神経をなだめ、未来への信頼を回復する展望ではない。 科学者が、成果を示したら、それは決して地球の生命を危うくするものだとは思いたくはない。 勿論、これらの企業経営者、そしてそれを管理する政府職員もそんなことには決してならないようにするはずだと思いたい。

 

だがここでもまた、モンサントのような企業が、生活をより良くすると約束したものが、全くそんなものでないことが分かるというのは、一度ならずある。 結局の所PCBやオレンジ剤(農薬)を作った会社である。 そもそも、人工甘味料のサッカリンを作るために作った会社だが、それさえも後から発ガン物質であることが分かった。

 

勿論、モンサントは言うだろう。「今度は心配しなくても大丈夫」と。

 

GE作物は、封じ込められない

ウォール・ストリート・スアラルが行った検査では、遺伝子操作産物は”含まず”と表示のあった20個のベジタリアン食品の中16からGE大豆が検出された。 自然の道食品(Nature's Path Foods)のアラン・ステファンが言うように、野生作物と有機作物を遺伝子汚染から防ぐ「完全な壁は作れない」のだ。

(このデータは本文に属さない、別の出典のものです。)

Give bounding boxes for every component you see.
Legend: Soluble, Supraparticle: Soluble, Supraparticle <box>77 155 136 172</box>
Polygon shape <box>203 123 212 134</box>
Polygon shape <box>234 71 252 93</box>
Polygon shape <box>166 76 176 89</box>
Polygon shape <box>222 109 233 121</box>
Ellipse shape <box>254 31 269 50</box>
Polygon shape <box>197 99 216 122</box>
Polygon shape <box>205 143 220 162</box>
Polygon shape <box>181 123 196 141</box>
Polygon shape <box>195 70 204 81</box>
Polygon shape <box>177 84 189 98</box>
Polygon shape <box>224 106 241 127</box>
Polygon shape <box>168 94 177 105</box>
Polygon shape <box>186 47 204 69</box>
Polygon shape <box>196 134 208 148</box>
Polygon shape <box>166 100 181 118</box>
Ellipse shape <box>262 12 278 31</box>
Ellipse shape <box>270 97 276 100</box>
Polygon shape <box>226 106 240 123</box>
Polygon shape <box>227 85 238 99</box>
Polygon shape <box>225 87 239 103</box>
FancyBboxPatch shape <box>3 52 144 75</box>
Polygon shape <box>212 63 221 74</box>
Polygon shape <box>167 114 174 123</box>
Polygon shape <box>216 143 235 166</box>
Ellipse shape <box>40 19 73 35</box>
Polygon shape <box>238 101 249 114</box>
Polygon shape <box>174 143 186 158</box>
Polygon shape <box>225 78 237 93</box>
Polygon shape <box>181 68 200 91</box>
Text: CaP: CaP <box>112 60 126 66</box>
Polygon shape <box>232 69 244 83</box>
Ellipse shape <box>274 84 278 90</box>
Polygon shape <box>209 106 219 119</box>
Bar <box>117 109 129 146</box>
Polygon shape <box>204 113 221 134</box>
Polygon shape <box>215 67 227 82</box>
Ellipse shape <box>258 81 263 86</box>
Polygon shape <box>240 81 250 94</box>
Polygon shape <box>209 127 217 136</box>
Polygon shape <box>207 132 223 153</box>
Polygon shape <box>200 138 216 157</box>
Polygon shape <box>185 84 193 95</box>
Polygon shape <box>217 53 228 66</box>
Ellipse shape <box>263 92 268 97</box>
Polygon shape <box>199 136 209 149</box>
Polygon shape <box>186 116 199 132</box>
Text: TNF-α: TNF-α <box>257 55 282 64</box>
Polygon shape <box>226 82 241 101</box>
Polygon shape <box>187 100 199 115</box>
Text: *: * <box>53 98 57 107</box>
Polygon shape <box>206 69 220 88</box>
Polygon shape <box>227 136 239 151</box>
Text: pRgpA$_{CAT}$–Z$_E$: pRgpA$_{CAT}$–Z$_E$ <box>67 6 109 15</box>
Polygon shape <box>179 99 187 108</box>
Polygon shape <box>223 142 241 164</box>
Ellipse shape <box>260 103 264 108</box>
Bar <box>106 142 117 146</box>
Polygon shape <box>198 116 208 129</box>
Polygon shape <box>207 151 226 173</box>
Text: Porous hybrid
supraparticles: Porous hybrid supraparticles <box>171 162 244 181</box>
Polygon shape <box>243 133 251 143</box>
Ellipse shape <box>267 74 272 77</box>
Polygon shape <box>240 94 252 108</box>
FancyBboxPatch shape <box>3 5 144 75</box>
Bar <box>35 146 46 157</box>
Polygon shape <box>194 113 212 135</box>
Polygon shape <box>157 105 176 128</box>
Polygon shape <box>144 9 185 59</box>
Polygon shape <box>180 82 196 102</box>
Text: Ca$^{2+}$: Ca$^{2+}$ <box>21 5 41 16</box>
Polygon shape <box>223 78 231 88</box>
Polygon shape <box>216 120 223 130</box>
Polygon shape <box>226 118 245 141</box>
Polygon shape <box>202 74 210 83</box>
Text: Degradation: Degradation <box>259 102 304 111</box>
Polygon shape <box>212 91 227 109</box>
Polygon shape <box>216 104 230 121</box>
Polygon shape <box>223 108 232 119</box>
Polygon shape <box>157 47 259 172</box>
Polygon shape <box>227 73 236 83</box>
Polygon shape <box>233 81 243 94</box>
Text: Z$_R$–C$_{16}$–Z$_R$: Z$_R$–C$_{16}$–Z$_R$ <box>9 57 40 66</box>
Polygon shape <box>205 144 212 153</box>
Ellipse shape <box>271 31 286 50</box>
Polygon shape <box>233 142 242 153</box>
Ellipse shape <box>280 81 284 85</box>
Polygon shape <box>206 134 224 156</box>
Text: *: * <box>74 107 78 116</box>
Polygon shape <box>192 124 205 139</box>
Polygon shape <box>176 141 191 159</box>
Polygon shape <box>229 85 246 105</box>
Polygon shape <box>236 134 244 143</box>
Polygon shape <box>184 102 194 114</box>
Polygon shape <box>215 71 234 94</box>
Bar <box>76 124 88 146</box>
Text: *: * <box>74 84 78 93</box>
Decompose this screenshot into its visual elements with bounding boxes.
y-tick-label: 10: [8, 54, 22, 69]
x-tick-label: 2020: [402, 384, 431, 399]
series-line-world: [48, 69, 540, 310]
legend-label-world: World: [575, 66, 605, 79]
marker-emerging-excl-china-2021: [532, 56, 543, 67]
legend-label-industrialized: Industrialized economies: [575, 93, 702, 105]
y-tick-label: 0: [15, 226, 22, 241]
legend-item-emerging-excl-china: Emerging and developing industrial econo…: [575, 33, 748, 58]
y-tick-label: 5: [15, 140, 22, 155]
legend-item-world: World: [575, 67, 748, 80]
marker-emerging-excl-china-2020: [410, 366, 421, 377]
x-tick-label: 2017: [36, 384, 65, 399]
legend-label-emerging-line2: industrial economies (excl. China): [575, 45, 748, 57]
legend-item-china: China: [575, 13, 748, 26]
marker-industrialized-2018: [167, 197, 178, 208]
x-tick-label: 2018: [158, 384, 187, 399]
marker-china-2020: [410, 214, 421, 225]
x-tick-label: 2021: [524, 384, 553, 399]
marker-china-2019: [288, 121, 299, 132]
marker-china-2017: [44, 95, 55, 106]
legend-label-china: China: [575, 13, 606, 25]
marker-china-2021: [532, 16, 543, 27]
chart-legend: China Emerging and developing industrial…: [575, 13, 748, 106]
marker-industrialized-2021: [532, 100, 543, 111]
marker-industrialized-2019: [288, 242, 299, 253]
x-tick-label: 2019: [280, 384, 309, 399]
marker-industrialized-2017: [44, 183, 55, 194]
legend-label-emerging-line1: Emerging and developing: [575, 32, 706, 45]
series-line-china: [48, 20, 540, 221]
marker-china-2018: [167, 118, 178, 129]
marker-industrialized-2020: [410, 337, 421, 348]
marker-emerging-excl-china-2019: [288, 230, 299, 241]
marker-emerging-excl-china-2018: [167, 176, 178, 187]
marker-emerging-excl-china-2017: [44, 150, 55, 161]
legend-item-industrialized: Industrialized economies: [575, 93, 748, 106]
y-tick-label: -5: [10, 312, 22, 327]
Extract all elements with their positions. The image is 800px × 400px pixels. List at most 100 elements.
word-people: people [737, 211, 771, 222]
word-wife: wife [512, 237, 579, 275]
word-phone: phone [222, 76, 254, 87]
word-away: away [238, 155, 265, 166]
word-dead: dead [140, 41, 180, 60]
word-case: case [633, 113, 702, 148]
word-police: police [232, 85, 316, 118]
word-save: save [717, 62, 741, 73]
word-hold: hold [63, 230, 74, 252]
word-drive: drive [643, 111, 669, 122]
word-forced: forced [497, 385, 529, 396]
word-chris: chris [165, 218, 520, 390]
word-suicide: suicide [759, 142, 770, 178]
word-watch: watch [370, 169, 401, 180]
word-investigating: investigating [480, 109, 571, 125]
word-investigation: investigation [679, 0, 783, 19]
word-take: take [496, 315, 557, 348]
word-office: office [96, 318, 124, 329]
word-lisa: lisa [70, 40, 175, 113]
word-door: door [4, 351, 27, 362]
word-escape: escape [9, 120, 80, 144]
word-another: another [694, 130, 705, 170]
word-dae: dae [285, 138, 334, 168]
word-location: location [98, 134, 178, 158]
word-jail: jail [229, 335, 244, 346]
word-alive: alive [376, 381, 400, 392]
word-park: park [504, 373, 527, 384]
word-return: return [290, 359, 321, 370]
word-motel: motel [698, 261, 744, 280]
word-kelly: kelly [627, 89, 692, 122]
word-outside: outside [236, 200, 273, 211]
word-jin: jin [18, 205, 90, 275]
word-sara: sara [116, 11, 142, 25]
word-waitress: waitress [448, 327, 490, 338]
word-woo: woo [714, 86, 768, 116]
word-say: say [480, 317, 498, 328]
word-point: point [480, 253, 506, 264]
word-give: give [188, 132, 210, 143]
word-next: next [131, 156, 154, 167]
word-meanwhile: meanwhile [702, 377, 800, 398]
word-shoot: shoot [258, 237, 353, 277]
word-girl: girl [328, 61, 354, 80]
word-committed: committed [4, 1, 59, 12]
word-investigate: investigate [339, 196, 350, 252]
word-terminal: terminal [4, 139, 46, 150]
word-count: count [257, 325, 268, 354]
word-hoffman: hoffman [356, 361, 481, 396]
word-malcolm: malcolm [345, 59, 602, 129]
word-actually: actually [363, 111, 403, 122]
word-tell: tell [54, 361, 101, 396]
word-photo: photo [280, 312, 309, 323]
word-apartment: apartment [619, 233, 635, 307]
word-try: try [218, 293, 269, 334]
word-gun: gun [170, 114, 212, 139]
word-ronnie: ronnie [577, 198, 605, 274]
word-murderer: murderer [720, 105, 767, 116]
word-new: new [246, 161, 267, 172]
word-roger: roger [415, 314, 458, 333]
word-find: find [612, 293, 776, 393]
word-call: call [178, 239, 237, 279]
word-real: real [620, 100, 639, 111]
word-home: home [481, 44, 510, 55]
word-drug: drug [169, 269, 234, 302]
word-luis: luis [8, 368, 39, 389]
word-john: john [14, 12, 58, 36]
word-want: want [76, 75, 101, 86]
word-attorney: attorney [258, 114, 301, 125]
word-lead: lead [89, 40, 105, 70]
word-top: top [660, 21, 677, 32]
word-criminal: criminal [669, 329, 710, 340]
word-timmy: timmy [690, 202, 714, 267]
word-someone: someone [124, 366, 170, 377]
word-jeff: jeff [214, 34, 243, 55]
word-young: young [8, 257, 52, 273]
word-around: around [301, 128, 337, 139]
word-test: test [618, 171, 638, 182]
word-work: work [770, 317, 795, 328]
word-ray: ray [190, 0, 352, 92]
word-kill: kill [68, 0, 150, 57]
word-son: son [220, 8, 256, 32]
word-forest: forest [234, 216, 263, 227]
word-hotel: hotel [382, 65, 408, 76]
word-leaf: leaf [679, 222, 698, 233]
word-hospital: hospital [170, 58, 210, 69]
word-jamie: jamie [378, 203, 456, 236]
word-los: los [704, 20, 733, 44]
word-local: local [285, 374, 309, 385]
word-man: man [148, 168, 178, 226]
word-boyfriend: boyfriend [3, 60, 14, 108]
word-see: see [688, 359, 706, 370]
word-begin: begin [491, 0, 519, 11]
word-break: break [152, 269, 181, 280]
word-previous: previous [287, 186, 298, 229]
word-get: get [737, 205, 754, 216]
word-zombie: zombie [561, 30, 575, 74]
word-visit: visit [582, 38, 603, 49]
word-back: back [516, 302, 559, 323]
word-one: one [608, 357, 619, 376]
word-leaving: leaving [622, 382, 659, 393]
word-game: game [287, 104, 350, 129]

8月、ベルギーの研究者は自分の発見に驚いた。モンサントのGE大豆がDNA片、相同配列のないDNA片が検出されたのである。 「誰もこの余計な配列がどうなっているのか分からない、その影響も。 モンサントが、この最も基本的な情報をまともに出来ないとしたら、彼らのやった安全性試験の有効性はどう考えるべきなのか。」とグリーンピースUKのダグ・パーは言う。